Direct Action Everywhere (DxE) è il gruppo che sta dietro alle irruzioni nei ristoranti in cui si mangia carne: un gruppo di attivisti che ha conquistato sicuramente molti titoli sui giornali in seguito all’azione del 30 gennaio 2018 presso il Rare Steakhouse di Melbourne, in Australia, con decine di persone armate di megafoni e cartelloni raffiguranti animali sofferenti. Alcuni vegani plaudono a queste tattiche e vi partecipano, altri le ritengono molto imbarazzanti. Ecco alcune riflessioni sul tema.
Attivisti che disturbano le persone durante il pasto alla Rare Steakhouse a Melbourne
Due ragioni per avviare la rivoluzione Credo che chi adotta queste tattiche dirette di attivismo lo faccia per due ragioni molto diverse. La prima potrebbe essere la frustrazione nel pensare all’immensa sofferenza e morte degli animali e la corrispondente volontà di velocizzare il processo di consapevolezza. Posso sicuramente comprendere la sensazione che il cambiamento stia avvenendo troppo lentamente. L’altra ragione sembra quasi l’opposto della prima: negli ultimi due anni abbiamo assistito ad una rilevante copertura mediatica del tema, a prova della crescente popolarità dell’alimentazione a base vegetale: startup vegan che macinano profitti – talvolta grazie agli investimenti provenienti dall’industria della carne -, nuovi prodotti vegan che vanno a ruba appena messi in commercio, persone famose che adottano la dieta vegan, spettacolari tassi di crescita del numero dei vegani, e così via. Presumo che informazioni di questo tipo possano incoraggiare alcuni vegani e portarli a pensare che sia giunto il momento di avviare azioni di questo tipo. La rivoluzione è nelle nostre mani!

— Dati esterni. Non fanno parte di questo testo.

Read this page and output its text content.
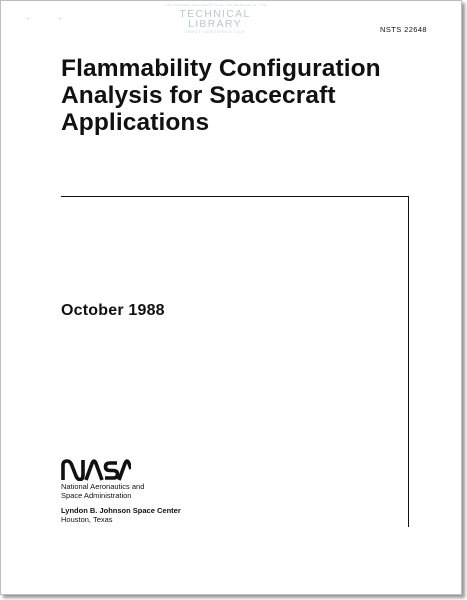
. .
THE ORIGINAL DOCUMENT IS AT THE WEBSITE OF THE
TECHNICAL LIBRARY
ABBOTTAEROSPACE.COM	NSTS 22648
Flammability Configuration
Analysis for Spacecraft
Applications
October 1988
National Aeronautics and
Space Administration
Lyndon B. Johnson Space Center
Houston, Texas
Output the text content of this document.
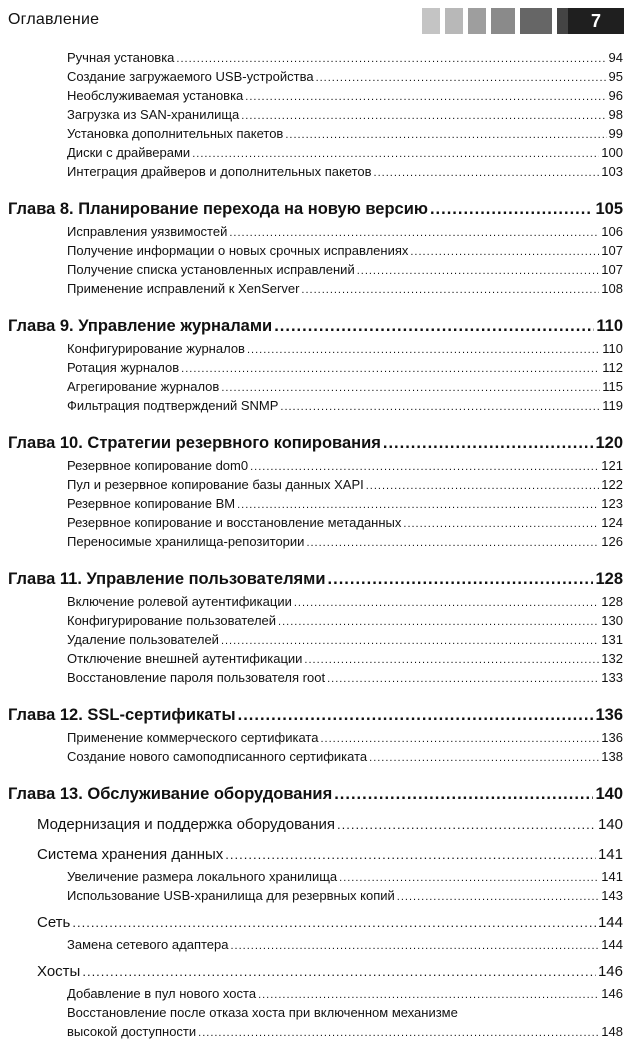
Оглавление	7
Ручная установка .....	94
Создание загружаемого USB-устройства .....	95
Необслуживаемая установка .....	96
Загрузка из SAN-хранилища .....	98
Установка дополнительных пакетов .....	99
Диски с драйверами .....	100
Интеграция драйверов и дополнительных пакетов .....	103
Глава 8. Планирование перехода на новую версию .....	105
Исправления уязвимостей .....	106
Получение информации о новых срочных исправлениях .....	107
Получение списка установленных исправлений .....	107
Применение исправлений к XenServer .....	108
Глава 9. Управление журналами .....	110
Конфигурирование журналов .....	110
Ротация журналов .....	112
Агрегирование журналов .....	115
Фильтрация подтверждений SNMP .....	119
Глава 10. Стратегии резервного копирования .....	120
Резервное копирование dom0 .....	121
Пул и резервное копирование базы данных XAPI .....	122
Резервное копирование ВМ .....	123
Резервное копирование и восстановление метаданных .....	124
Переносимые хранилища-репозитории .....	126
Глава 11. Управление пользователями .....	128
Включение ролевой аутентификации .....	128
Конфигурирование пользователей .....	130
Удаление пользователей .....	131
Отключение внешней аутентификации .....	132
Восстановление пароля пользователя root .....	133
Глава 12. SSL-сертификаты .....	136
Применение коммерческого сертификата .....	136
Создание нового самоподписанного сертификата .....	138
Глава 13. Обслуживание оборудования .....	140
Модернизация и поддержка оборудования .....	140
Система хранения данных .....	141
Увеличение размера локального хранилища .....	141
Использование USB-хранилища для резервных копий .....	143
Сеть .....	144
Замена сетевого адаптера .....	144
Хосты .....	146
Добавление в пул нового хоста .....	146
Восстановление после отказа хоста при включенном механизме
высокой доступности .....	148
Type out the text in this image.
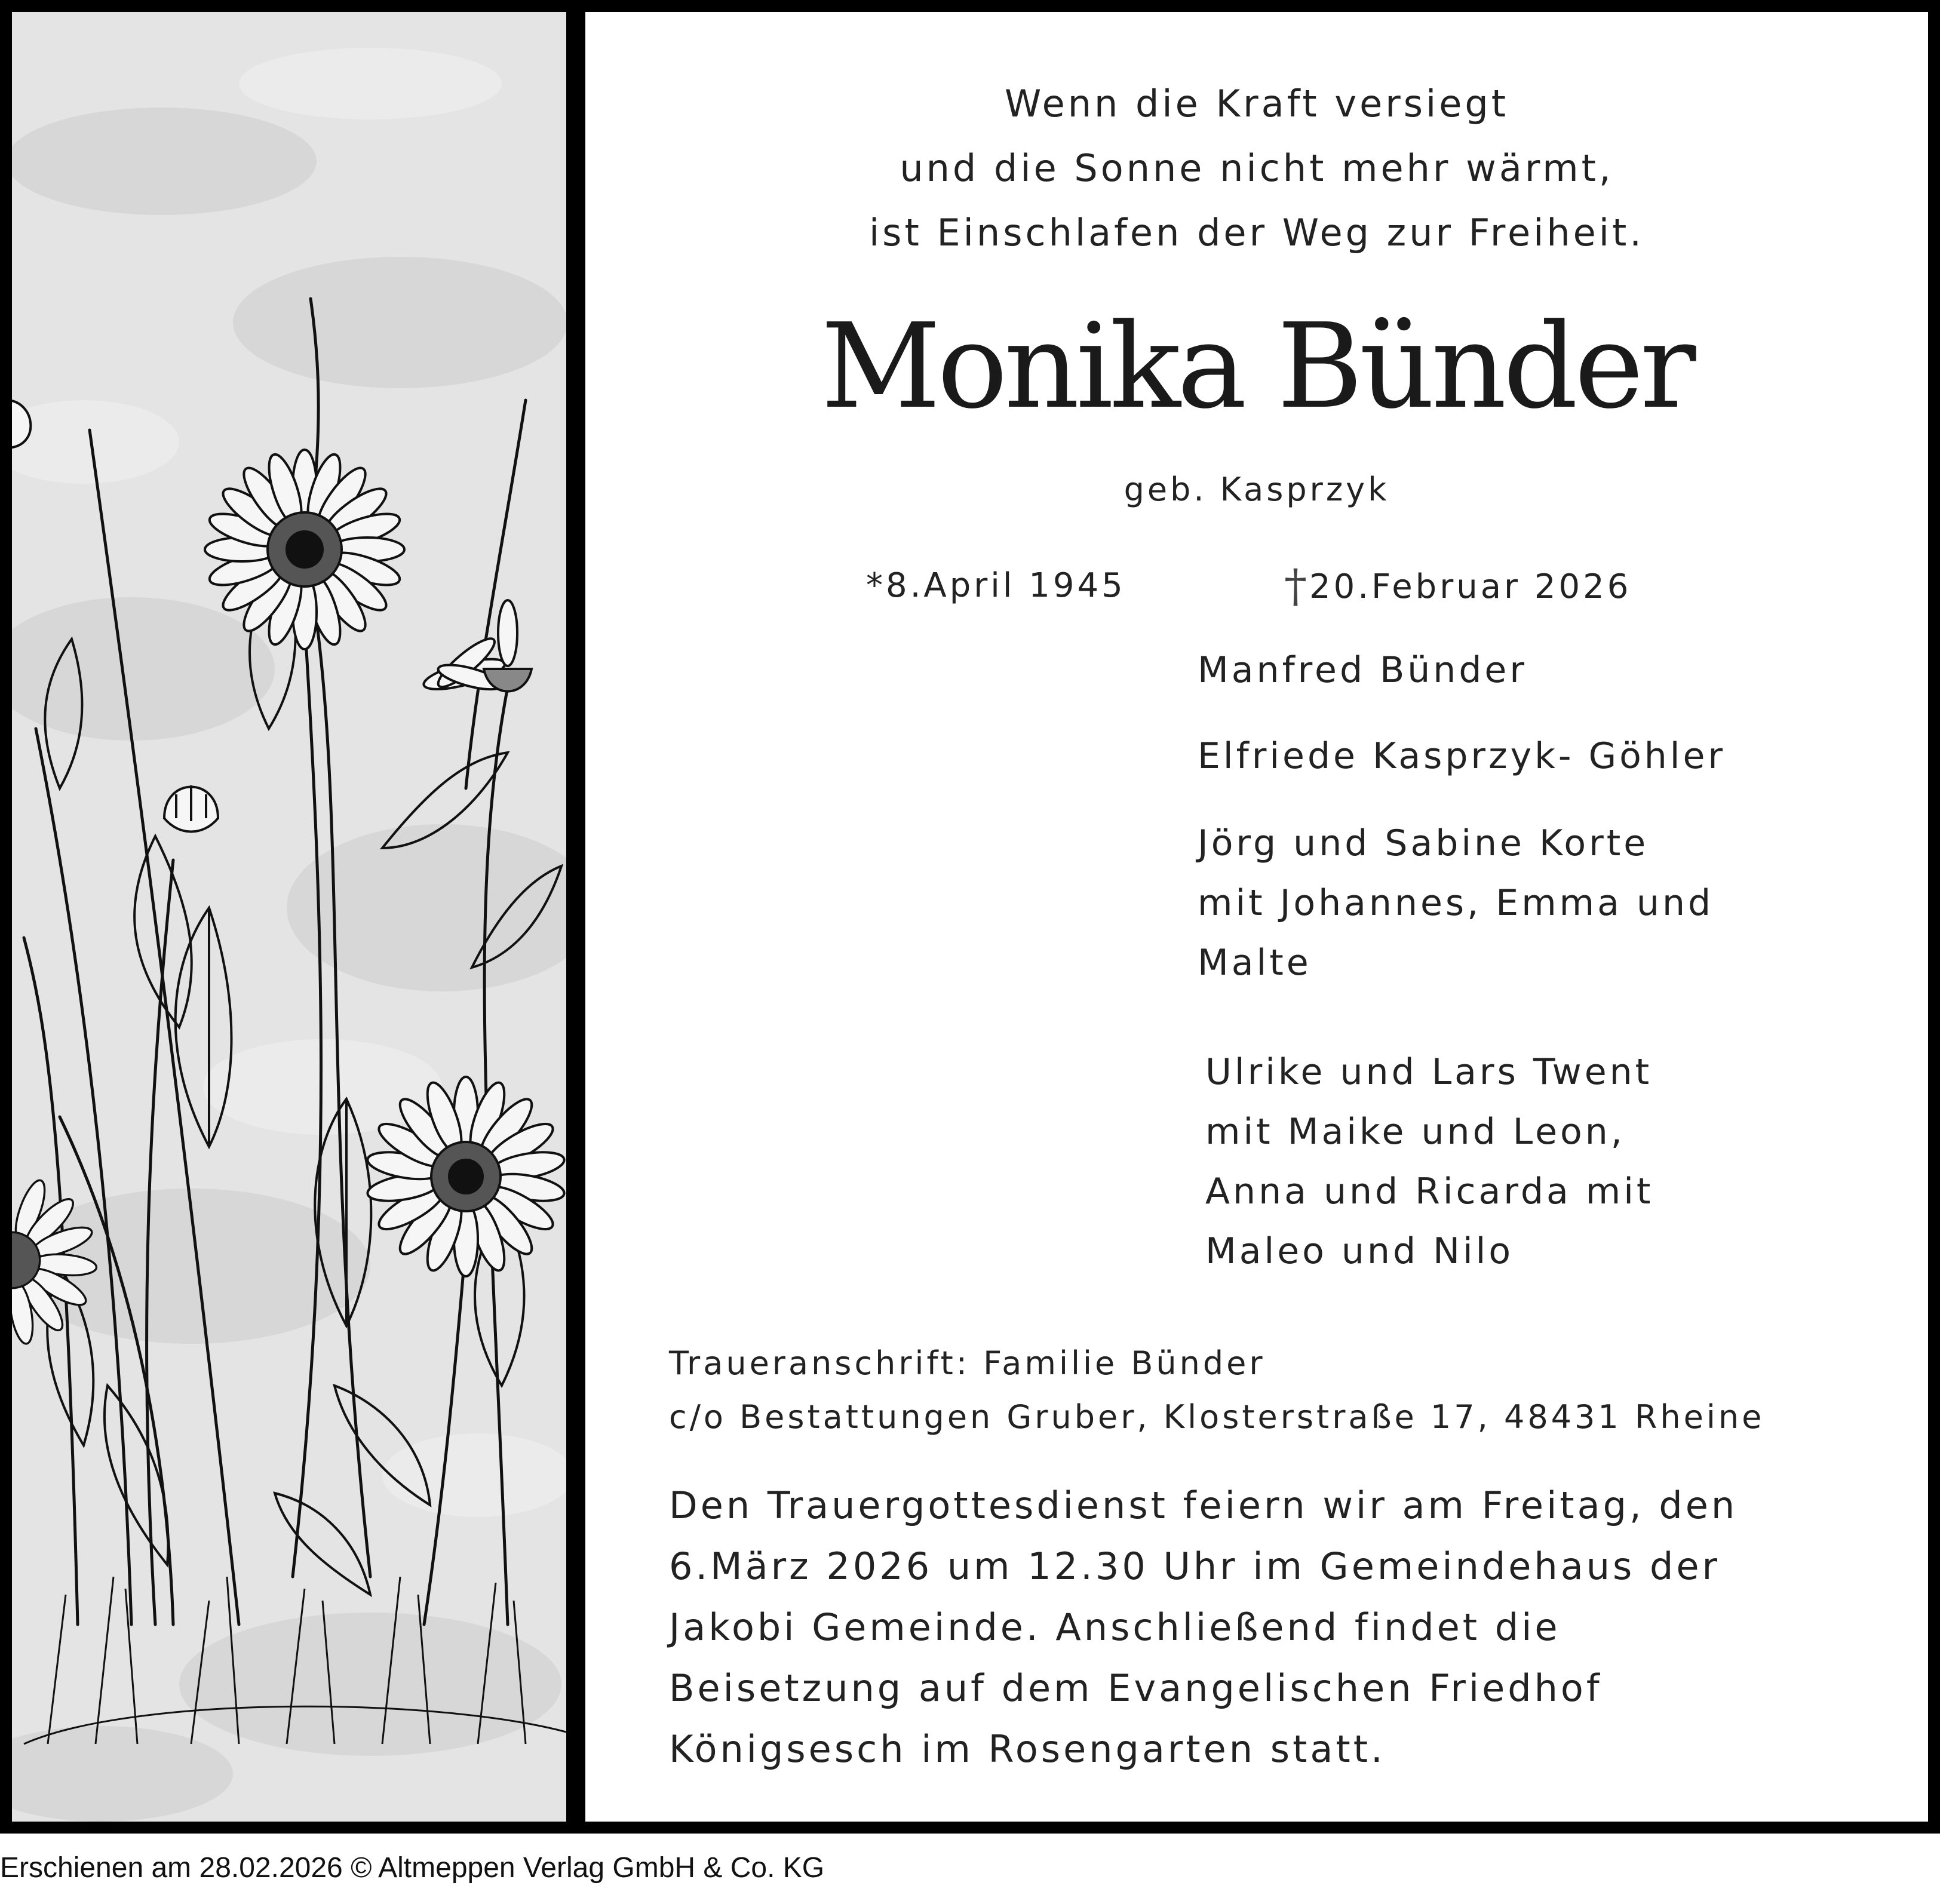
Wenn die Kraft versiegt
und die Sonne nicht mehr wärmt,
ist Einschlafen der Weg zur Freiheit.
Monika Bünder
geb. Kasprzyk
*8.April 1945	†20.Februar 2026
Manfred Bünder
Elfriede Kasprzyk- Göhler
Jörg und Sabine Korte
mit Johannes, Emma und
Malte
Ulrike und Lars Twent
mit Maike und Leon,
Anna und Ricarda mit
Maleo und Nilo
Traueranschrift: Familie Bünder
c/o Bestattungen Gruber, Klosterstraße 17, 48431 Rheine
Den Trauergottesdienst feiern wir am Freitag, den
6.März 2026 um 12.30 Uhr im Gemeindehaus der
Jakobi Gemeinde. Anschließend findet die
Beisetzung auf dem Evangelischen Friedhof
Königsesch im Rosengarten statt.
Erschienen am 28.02.2026 © Altmeppen Verlag GmbH & Co. KG
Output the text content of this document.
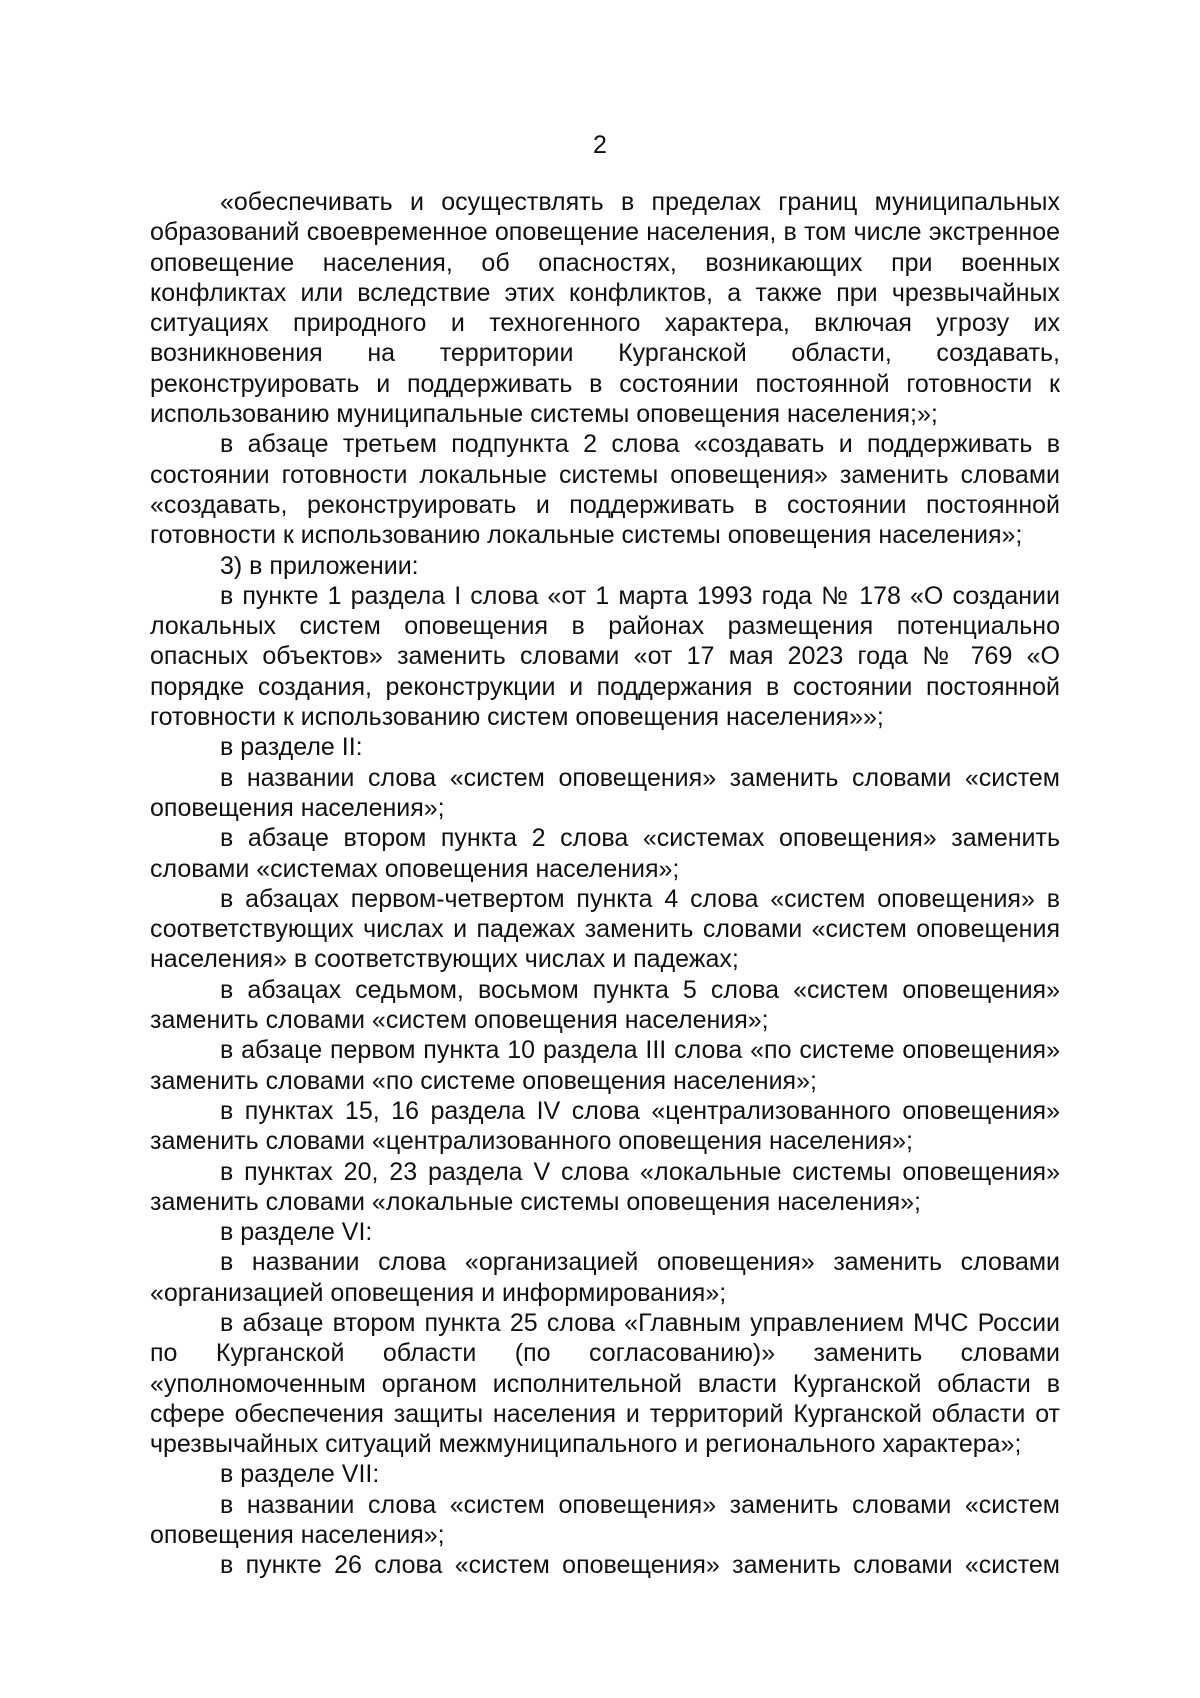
2

«обеспечивать и осуществлять в пределах границ муниципальных образований своевременное оповещение населения, в том числе экстренное оповещение населения, об опасностях, возникающих при военных конфликтах или вследствие этих конфликтов, а также при чрезвычайных ситуациях природного и техногенного характера, включая угрозу их возникновения на территории Курганской области, создавать, реконструировать и поддерживать в состоянии постоянной готовности к использованию муниципальные системы оповещения населения;»;

в абзаце третьем подпункта 2 слова «создавать и поддерживать в состоянии готовности локальные системы оповещения» заменить словами «создавать, реконструировать и поддерживать в состоянии постоянной готовности к использованию локальные системы оповещения населения»;

3) в приложении:

в пункте 1 раздела I слова «от 1 марта 1993 года № 178 «О создании локальных систем оповещения в районах размещения потенциально опасных объектов» заменить словами «от 17 мая 2023 года № 769 «О порядке создания, реконструкции и поддержания в состоянии постоянной готовности к использованию систем оповещения населения»»;

в разделе II:

в названии слова «систем оповещения» заменить словами «систем оповещения населения»;

в абзаце втором пункта 2 слова «системах оповещения» заменить словами «системах оповещения населения»;

в абзацах первом-четвертом пункта 4 слова «систем оповещения» в соответствующих числах и падежах заменить словами «систем оповещения населения» в соответствующих числах и падежах;

в абзацах седьмом, восьмом пункта 5 слова «систем оповещения» заменить словами «систем оповещения населения»;

в абзаце первом пункта 10 раздела III слова «по системе оповещения» заменить словами «по системе оповещения населения»;

в пунктах 15, 16 раздела IV слова «централизованного оповещения» заменить словами «централизованного оповещения населения»;

в пунктах 20, 23 раздела V слова «локальные системы оповещения» заменить словами «локальные системы оповещения населения»;

в разделе VI:

в названии слова «организацией оповещения» заменить словами «организацией оповещения и информирования»;

в абзаце втором пункта 25 слова «Главным управлением МЧС России по Курганской области (по согласованию)» заменить словами «уполномоченным органом исполнительной власти Курганской области в сфере обеспечения защиты населения и территорий Курганской области от чрезвычайных ситуаций межмуниципального и регионального характера»;

в разделе VII:

в названии слова «систем оповещения» заменить словами «систем оповещения населения»;

в пункте 26 слова «систем оповещения» заменить словами «систем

Io credo che né la perdurante sofferenza degli animali e la nostra conseguente frustrazione né le buone notizie e il nostro ottimismo ci dovrebbero spingere, in questo momento, a organizzare azioni come le irruzioni nei ristoranti. Non parlo delle tattiche di azione diretta in generale: quando sono ben mirate, non ho nulla da ridire. Ma penso che nel caso specifico l’azione sia fuorviata e non raggiunga l’obiettivo.
“Non dire alla gente che si sbaglia” Nel testo che segue, parafraserò i contenuti di una sessione del Festival delle Idee di Aspen 2017 intitolato “Per persuadere gli altri, fate attenzione ai loro valori” dei relatori Matthew Feinberg, docente di comportamento organizzativo all’Università di Toronto, e Rob Willer, professore di sociologia e psicologia a Stanford. *La sessione merita di essere ascoltata per intero, ma ad un certo punto uno dei moderatori chiede ai ricercatori se siano in grado di fornire alcuni consigli su cosa non fare quando si vuole cambiare l’opinione di qualcuno.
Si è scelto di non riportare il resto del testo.